El pistolero hizo un gesto de impaciencia.

—Ella no finge nada, salvo estar sola en su cuerpo. Yo lo sé y tú también lo sabes. Se le ve en la cara. Aliméntala, por la gloria de tu padre, y mientras ella come, vuelve a mí. Ahora cuenta cada minuto. Cada segundo.

Eddie se levantó, y el pistolero volvió a traerlo de un tirón con la mano izquierda. Enfermo o no, su fuerza seguía ahí.

—Y no le digas nada acerca de la otra. No importa lo que te diga, cualquier cosa que te explique, no la contradigas.

—¿Por qué?

—No lo sé. Solo sé que sería un error. ¡Ahora haz lo que te digo y no pierdas más tiempo!

Odetta había estado sentada en su silla y miraba hacia el mar con una expresión de dulce y absorta perplejidad. Cuando Eddie le ofreció los trozos de langosta que quedaron de la noche anterior, ella sonrió reticente.

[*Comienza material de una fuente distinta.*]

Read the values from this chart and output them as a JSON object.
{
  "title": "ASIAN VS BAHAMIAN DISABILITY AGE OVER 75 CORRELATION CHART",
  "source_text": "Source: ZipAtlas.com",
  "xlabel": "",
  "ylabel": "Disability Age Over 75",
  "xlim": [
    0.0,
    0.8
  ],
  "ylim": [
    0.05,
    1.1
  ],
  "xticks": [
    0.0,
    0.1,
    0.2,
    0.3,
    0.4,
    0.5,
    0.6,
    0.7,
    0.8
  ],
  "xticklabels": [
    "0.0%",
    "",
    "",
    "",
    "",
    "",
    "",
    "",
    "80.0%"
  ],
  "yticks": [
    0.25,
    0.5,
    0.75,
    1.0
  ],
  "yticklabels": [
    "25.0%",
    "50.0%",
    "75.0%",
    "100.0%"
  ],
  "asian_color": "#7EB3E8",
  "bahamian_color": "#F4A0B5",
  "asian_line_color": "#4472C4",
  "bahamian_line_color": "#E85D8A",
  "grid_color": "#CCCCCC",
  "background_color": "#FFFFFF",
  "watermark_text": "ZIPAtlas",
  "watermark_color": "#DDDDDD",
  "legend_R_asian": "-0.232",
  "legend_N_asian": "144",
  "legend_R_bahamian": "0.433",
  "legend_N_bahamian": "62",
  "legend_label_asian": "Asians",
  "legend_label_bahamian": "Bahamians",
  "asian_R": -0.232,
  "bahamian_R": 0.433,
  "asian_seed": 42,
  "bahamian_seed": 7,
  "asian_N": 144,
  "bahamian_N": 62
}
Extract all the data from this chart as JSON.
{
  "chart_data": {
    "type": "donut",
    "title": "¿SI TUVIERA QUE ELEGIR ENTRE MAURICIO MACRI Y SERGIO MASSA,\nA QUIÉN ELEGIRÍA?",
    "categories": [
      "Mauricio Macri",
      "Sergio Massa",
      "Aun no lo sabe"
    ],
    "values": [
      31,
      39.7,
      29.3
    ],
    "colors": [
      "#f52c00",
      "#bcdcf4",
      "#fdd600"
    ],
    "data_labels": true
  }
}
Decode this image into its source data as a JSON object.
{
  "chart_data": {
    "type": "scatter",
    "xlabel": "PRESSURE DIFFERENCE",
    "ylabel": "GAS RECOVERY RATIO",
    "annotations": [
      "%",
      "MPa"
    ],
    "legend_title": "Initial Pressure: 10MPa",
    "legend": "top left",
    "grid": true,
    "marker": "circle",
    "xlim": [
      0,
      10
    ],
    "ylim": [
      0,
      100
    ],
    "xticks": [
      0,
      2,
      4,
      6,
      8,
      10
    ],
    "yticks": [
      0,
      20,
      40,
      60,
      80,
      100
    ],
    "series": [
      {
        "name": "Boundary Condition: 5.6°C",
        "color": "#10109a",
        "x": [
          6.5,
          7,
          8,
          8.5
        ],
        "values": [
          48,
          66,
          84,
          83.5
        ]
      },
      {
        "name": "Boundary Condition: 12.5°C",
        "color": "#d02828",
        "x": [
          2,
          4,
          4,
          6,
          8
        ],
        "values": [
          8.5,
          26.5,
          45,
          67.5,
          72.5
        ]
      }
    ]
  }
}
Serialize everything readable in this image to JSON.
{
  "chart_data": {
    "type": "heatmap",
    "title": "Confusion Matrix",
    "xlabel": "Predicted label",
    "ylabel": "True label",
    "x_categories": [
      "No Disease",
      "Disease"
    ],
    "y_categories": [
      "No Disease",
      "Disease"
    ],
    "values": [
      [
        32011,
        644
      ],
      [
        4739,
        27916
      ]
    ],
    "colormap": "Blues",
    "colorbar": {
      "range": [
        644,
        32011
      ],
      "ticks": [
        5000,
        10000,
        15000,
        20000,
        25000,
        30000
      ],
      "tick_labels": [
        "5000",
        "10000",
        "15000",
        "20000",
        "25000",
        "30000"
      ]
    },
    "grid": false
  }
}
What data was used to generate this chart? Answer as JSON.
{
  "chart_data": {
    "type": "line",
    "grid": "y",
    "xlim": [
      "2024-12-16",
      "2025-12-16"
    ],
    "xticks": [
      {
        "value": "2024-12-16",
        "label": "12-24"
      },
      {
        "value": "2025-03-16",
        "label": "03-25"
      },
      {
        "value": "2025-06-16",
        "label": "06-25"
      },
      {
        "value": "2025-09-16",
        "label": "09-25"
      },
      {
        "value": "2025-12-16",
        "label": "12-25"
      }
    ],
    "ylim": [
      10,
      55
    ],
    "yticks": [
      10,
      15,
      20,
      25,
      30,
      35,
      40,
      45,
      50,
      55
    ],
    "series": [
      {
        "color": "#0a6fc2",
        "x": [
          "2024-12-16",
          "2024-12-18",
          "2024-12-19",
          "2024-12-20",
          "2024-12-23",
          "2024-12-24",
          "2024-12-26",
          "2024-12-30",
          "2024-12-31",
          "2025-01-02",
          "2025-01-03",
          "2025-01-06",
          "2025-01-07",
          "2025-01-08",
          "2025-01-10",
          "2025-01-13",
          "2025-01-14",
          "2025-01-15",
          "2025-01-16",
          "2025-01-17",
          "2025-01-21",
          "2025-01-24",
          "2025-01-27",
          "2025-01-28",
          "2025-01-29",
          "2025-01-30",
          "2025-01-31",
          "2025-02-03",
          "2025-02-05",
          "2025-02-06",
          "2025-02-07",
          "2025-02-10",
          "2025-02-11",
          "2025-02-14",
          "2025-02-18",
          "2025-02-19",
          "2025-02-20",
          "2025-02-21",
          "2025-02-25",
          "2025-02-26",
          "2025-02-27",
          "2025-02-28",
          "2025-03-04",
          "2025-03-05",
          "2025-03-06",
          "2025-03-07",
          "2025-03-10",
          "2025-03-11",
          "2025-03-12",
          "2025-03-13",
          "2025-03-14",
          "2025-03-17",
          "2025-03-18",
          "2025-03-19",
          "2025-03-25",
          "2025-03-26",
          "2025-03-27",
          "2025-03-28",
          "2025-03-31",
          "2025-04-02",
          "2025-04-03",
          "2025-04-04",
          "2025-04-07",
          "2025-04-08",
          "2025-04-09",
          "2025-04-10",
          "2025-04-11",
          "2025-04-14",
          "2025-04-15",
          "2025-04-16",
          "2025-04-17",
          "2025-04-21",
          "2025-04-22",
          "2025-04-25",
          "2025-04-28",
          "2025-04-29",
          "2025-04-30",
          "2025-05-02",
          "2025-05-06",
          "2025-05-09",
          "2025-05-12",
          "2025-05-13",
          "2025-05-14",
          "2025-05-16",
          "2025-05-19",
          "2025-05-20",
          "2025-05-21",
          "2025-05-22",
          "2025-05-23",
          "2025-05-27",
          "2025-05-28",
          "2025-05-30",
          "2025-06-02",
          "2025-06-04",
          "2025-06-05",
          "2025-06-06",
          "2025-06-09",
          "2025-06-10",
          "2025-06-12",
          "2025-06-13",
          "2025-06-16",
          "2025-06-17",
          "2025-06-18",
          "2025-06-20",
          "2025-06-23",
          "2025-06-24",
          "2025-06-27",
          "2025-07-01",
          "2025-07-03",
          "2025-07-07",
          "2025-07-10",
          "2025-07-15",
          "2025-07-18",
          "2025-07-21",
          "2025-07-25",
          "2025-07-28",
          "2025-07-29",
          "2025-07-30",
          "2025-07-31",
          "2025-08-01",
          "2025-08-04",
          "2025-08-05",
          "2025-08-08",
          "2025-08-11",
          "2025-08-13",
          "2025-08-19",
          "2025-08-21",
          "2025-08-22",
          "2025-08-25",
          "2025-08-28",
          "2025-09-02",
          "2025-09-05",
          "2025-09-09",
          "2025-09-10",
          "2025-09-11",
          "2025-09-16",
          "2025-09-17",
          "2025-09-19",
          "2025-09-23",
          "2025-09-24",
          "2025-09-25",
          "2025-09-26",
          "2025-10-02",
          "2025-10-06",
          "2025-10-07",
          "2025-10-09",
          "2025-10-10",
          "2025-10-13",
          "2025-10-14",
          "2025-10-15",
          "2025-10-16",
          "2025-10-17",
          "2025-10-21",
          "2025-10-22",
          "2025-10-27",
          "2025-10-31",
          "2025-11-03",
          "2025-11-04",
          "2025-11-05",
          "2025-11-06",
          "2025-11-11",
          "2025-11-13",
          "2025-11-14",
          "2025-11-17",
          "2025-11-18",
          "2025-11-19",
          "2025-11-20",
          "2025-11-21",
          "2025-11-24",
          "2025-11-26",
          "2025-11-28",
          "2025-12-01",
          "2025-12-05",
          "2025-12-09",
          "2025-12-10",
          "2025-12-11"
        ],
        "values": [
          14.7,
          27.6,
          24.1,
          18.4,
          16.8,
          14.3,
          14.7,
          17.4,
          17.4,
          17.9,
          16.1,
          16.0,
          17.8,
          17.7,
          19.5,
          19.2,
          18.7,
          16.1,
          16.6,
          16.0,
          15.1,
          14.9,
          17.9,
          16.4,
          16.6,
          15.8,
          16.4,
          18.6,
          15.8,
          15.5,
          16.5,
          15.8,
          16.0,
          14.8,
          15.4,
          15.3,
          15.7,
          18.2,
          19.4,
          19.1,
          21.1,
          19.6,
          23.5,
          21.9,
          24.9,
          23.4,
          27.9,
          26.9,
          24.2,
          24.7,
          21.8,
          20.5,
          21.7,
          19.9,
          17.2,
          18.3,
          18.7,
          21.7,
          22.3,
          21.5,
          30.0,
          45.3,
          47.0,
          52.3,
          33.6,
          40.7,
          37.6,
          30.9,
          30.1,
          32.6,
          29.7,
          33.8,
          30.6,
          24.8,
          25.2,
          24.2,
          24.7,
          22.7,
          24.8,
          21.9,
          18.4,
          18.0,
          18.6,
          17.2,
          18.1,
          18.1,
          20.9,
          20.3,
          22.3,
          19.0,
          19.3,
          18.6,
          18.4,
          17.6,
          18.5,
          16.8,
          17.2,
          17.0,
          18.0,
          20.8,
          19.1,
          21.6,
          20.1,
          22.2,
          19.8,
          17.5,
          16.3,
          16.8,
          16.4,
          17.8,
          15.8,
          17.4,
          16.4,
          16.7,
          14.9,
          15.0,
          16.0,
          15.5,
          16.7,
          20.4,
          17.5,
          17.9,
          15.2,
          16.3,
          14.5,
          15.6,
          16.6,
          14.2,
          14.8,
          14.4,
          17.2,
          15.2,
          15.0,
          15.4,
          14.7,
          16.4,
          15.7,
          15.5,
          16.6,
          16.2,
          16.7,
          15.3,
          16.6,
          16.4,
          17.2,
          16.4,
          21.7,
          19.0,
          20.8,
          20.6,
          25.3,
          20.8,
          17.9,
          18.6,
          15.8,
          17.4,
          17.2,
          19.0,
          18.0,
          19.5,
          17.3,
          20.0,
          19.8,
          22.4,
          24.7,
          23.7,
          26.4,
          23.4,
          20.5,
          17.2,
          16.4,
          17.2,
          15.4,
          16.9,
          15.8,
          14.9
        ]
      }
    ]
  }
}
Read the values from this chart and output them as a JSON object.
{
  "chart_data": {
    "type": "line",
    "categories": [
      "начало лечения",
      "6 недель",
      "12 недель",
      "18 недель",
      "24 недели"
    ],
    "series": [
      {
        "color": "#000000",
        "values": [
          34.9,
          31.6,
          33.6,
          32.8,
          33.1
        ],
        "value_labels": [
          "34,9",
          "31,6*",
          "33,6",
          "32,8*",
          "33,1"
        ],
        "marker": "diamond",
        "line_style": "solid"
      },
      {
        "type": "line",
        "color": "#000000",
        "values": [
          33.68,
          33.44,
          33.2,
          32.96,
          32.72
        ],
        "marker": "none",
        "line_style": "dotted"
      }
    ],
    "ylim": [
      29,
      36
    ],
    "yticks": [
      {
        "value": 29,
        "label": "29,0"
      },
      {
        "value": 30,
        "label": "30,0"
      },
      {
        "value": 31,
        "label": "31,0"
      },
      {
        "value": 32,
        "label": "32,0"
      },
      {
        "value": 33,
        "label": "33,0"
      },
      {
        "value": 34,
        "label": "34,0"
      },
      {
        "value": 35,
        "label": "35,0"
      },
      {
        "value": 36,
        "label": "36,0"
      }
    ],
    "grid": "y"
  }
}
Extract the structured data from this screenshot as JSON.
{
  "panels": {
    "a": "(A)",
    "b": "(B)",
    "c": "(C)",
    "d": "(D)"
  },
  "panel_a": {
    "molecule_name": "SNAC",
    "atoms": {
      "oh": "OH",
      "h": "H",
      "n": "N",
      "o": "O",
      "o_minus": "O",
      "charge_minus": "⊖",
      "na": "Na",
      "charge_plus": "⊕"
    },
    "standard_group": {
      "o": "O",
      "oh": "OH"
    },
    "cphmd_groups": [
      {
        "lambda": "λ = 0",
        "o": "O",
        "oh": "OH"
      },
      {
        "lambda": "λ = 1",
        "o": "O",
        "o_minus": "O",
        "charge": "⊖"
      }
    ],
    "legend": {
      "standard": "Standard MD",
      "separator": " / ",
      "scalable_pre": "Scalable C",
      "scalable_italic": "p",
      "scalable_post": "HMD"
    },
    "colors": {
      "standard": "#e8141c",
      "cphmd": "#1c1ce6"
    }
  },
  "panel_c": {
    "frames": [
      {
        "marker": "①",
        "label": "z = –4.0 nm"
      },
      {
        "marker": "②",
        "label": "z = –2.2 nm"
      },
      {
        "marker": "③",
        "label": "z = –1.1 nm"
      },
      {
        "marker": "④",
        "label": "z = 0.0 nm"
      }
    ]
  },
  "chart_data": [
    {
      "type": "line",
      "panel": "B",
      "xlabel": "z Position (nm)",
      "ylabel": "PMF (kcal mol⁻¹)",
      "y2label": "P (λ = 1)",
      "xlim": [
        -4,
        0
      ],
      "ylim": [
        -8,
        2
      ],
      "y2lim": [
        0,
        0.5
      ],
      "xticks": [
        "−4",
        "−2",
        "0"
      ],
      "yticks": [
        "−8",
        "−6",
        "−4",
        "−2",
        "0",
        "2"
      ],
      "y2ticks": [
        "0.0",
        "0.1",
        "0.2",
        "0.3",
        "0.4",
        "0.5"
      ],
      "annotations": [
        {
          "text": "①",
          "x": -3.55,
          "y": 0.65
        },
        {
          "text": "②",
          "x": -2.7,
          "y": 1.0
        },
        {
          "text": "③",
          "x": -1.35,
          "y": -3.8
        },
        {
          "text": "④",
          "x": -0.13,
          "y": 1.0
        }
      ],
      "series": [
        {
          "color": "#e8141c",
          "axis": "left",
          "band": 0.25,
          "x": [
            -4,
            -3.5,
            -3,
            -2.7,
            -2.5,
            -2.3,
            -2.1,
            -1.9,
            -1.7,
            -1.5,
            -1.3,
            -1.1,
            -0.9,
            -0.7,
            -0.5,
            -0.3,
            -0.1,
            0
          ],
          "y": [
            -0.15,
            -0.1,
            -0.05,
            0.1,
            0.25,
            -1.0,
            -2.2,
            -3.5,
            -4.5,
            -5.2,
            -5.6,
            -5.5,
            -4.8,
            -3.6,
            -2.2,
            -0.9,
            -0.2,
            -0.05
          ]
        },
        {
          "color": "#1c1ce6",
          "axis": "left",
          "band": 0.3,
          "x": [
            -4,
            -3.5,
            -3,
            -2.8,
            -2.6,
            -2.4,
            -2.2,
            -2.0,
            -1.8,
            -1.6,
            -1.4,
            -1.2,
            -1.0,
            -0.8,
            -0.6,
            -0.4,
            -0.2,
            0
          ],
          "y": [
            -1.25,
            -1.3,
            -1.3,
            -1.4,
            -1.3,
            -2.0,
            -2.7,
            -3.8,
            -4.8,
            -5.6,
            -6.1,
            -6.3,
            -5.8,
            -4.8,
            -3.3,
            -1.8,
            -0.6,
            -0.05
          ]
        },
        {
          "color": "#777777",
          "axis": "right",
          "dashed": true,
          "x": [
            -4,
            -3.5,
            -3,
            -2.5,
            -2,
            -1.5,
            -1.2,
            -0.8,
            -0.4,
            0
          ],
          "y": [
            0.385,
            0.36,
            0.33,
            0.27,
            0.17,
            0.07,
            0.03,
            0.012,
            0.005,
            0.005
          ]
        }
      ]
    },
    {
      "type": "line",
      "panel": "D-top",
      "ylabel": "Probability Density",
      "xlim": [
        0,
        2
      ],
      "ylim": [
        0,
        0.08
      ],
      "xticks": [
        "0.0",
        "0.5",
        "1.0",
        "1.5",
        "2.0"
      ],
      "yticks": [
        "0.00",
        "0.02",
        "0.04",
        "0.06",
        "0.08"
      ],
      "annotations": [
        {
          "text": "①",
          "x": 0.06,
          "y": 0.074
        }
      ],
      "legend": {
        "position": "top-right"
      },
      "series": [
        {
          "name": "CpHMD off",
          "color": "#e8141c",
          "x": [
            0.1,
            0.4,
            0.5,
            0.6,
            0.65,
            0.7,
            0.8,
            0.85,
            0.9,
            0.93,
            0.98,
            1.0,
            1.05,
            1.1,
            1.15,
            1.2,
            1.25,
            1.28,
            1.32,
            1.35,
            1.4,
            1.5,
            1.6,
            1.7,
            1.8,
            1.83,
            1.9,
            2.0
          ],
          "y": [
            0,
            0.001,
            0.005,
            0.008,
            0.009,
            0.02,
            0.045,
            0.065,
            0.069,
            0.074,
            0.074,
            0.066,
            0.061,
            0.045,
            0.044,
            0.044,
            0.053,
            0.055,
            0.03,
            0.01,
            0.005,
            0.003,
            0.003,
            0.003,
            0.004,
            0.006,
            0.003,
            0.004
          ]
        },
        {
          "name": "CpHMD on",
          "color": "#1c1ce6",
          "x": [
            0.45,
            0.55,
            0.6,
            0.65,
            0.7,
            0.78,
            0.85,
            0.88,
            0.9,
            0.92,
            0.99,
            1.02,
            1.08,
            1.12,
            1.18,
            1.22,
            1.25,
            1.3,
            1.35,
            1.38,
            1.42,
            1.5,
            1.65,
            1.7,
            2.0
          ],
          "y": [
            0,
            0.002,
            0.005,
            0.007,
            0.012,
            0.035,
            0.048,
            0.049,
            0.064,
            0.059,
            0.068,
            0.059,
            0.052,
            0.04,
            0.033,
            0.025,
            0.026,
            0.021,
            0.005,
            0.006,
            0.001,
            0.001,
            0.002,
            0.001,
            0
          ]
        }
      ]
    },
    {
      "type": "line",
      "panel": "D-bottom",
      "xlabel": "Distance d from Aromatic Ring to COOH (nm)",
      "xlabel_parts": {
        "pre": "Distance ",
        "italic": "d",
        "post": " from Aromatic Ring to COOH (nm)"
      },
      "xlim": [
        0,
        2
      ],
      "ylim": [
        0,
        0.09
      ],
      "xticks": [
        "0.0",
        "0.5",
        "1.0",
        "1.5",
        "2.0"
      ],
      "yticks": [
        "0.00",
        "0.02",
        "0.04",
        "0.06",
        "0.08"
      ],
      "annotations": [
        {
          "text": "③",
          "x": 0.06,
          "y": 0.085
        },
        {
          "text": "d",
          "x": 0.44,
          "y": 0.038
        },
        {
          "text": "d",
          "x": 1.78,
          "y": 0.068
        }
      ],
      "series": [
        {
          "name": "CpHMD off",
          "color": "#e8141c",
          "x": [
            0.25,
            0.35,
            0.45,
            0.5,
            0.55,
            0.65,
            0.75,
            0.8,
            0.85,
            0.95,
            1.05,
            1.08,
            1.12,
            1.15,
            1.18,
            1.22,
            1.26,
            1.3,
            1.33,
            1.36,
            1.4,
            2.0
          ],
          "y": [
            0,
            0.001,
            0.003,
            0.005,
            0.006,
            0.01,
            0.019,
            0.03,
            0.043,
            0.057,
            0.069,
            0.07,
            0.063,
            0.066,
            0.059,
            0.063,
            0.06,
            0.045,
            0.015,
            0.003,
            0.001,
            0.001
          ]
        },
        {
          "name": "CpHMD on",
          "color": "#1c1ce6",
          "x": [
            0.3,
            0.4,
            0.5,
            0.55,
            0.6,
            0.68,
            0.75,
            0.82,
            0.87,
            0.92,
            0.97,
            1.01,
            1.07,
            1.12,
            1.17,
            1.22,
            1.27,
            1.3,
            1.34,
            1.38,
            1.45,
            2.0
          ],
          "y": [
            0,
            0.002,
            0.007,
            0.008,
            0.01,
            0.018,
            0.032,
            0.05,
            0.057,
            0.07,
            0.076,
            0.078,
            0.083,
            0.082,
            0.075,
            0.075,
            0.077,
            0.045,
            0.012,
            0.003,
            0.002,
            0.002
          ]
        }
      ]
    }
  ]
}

—Lo tomaría si pudiera —dijo—, pero ya sabes lo que sucede.

Eddie, que no tenía idea de lo que ella estaba hablando, solo pudo encogerse de hombros y decir:

—No te hará ningún daño probar otra vez, Odetta. Necesitas comer, lo sabes. Debemos ir lo más rápido que sea posible.

Ella rió y tocó su mano. Él sintió algo como una carga eléctrica que saltaba de ella a él. Y era ella, Odetta.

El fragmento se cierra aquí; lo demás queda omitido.